Illona Fountain, who was born in Kyiv, Ukraine but has been a U.S. citizen most of her life, is getting the word out for a fundraising event this Saturday, March 19, at Pittman Park United Methodist Church to help people made refugees by the Russian military invasion.
“I have many friends and family that have immigrated here from Ukraine or remain there,” Fountain wrote in an email. “I feel an urgent need to help the people that are suffering there now … specifically the huge numbers of people that have become refugees.”
Open to the public, the event is slated to last from 8 a.m. until 2 p.m. at the church at 1102 Fair Road, Statesboro. In addition to accepting donations through the church, volunteers will hold a raffle of items donated by individuals and businesses. Checks should be made out to Pittman Park United Methodist Church, she said, and receipts will be given upon request for tax deduction purposes.
Although Fountain has been an American for all of her adult life and a Bulloch County resident for almost 25 years, the current news from Ukraine feels personal to her, as she described in an interview.
“Normally I don’t get emotional, I’m very composed, but when I come home and watch the news now, I just start crying,” Fountain said. “I have to put myself together, especially for this weekend to talk to people.
“But everyone in Bulloch County and the surrounding areas has been very gracious,” she added. “I’ve had college students, young adults, call me and just ask me questions, and they’re just amazed, and when I tell them what’s going on as far as the people in Russia don’t know what’s going on, they’re like in shock.”
Born in the USSR
When Fountain was a child living there in the 1970s, Ukraine was a different place politically. It was one of the 15 “socialist republics” of the now long-defunct Soviet Union, of which Russia was by far the largest, all governed the Communist Party.
Originally Illona Kagan, Fountain was born to a Russian-speaking, Jewish family in Ukraine. She was only 7 when she arrived in the United States with her parents in May 1979.
Her father, a chemist, left the Soviet Union on a work visa, and they traveled first to Italy and Germany, staying a few months in each, before flying to the USA, where her parents applied for citizenship. As a minor child of parents who became naturalized citizens, she automatically became a citizen as well.
They settled in Atlanta, where Illona grew up and married a man from Bulloch County, Philip Fountain. She moved here with him and their two children in 1997, and he is also taking part in the effort to help Ukrainian refugees.

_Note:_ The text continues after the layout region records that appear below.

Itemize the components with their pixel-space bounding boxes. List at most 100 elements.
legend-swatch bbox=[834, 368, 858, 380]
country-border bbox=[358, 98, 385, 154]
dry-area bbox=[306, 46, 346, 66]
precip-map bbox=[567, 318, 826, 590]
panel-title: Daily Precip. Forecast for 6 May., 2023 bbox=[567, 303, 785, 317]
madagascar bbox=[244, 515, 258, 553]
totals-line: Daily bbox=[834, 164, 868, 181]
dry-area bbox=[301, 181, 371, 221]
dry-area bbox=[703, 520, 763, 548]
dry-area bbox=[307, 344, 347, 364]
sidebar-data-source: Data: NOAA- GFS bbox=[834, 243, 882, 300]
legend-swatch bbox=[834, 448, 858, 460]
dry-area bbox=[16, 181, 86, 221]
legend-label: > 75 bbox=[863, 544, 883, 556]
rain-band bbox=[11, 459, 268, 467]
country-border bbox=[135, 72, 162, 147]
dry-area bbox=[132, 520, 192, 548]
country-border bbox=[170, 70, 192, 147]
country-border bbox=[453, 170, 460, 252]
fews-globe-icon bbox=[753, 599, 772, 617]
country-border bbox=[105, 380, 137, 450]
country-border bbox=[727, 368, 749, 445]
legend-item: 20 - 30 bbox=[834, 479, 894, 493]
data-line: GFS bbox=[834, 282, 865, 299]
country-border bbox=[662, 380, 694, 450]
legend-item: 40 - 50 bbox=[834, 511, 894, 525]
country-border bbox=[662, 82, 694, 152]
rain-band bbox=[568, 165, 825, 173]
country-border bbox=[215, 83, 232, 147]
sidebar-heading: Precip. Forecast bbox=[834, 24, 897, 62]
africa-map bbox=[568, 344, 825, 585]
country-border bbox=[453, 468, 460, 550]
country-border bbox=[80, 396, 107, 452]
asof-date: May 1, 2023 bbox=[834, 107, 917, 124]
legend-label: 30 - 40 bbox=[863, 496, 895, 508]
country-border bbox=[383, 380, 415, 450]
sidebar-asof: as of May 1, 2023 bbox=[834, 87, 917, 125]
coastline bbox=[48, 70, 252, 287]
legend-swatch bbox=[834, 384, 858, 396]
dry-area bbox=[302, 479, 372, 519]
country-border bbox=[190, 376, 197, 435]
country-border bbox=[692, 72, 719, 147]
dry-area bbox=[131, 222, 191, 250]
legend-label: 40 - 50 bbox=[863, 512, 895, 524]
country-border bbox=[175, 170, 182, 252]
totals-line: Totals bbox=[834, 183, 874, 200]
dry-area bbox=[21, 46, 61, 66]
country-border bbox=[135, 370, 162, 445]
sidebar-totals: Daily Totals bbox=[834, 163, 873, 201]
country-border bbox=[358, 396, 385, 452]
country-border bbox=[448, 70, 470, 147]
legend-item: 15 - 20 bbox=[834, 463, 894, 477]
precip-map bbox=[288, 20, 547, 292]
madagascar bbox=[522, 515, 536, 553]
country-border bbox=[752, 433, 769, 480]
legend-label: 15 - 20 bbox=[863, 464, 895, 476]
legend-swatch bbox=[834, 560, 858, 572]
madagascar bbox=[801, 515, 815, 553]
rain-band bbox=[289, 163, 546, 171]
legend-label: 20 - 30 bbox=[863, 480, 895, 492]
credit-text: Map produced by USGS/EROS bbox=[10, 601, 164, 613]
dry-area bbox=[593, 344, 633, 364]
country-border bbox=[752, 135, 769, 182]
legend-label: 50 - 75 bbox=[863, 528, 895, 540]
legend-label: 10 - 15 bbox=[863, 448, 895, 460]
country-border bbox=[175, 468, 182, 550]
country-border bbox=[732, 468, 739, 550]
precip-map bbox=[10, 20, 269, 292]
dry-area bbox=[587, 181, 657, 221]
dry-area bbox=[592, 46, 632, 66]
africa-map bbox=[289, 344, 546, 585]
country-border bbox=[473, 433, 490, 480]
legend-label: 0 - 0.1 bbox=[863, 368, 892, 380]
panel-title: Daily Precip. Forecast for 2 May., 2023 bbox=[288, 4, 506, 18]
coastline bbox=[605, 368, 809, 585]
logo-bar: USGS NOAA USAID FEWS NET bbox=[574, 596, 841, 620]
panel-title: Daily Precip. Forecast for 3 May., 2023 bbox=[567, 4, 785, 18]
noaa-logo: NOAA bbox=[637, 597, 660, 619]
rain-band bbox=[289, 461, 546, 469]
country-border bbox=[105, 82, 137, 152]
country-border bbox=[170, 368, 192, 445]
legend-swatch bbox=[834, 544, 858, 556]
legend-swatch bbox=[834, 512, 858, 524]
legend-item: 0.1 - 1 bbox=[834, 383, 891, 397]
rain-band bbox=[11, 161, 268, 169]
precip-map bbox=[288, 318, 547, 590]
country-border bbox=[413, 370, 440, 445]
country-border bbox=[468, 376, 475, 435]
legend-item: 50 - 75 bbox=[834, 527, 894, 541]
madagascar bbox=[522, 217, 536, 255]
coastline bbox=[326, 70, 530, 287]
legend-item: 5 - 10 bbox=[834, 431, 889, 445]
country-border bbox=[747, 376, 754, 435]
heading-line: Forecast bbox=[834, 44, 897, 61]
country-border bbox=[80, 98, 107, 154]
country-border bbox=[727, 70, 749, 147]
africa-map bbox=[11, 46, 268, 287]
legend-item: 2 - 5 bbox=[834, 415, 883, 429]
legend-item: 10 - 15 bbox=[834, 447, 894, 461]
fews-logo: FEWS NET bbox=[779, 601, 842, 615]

Ilona Fountain has something in common with Ukraine’s President Volodymyr Zelensky, who is Jewish and also grew up speaking Russian. Ukrainian is the country’s official and most common language, but a large minority of Ukrainians use Russian as their first language. Fountain retains her ability to speak Russian but converted to Christianity.
Her father died in 2020 from COVID-19 complications, but her mother and her aunt still live in the Atlanta area, and they and Fountain maintain contacts with some relatives and friends in Ukraine.
“We do have some family and friends in the Kyiv area,” Fountain said. “The last correspondence that we had from my uncle – it was him and his wife and his daughter, her husband and their three kids – they left and went to Romania. He wanted to stay back; he’s 73. The last correspondence that my family had from him was on March 1st.”
She said the man she referred to as her uncle is actually a distant cousin.
Putin vs. Zelensky
When Fountain’s mother called a childhood friend who now lives in Saint Petersburg, Russia, and told her what was going on in Ukraine, the woman in Russia did not believe it, Fountain said. This reflects the very different version of events people in Russia are getting from their media after Russian President Vladimir Putin’s government outlawed even calling the war a war.
Fountain said that Putin “unfortunately has put Russia back 50 years.” She called Zelensky “such a great leader” because of his courageous defense of his country and said she wishes America would do more to help.
Saturday’s drive will be the second event for relief of Ukraine that Pittman Park UMC has hosted. The first was on March 5. The church works with the United Methodist Committee on Relief and its fund for direct assistance to people in Ukraine and those who have fled Ukraine to seek safety in neighboring countries.
“We’ve talked to these people, we’ve got their credentials, so it is a legit thing,” Fountain said. “Any proceeds, be it cash or check, that come made payable to the church will be given to that organization.”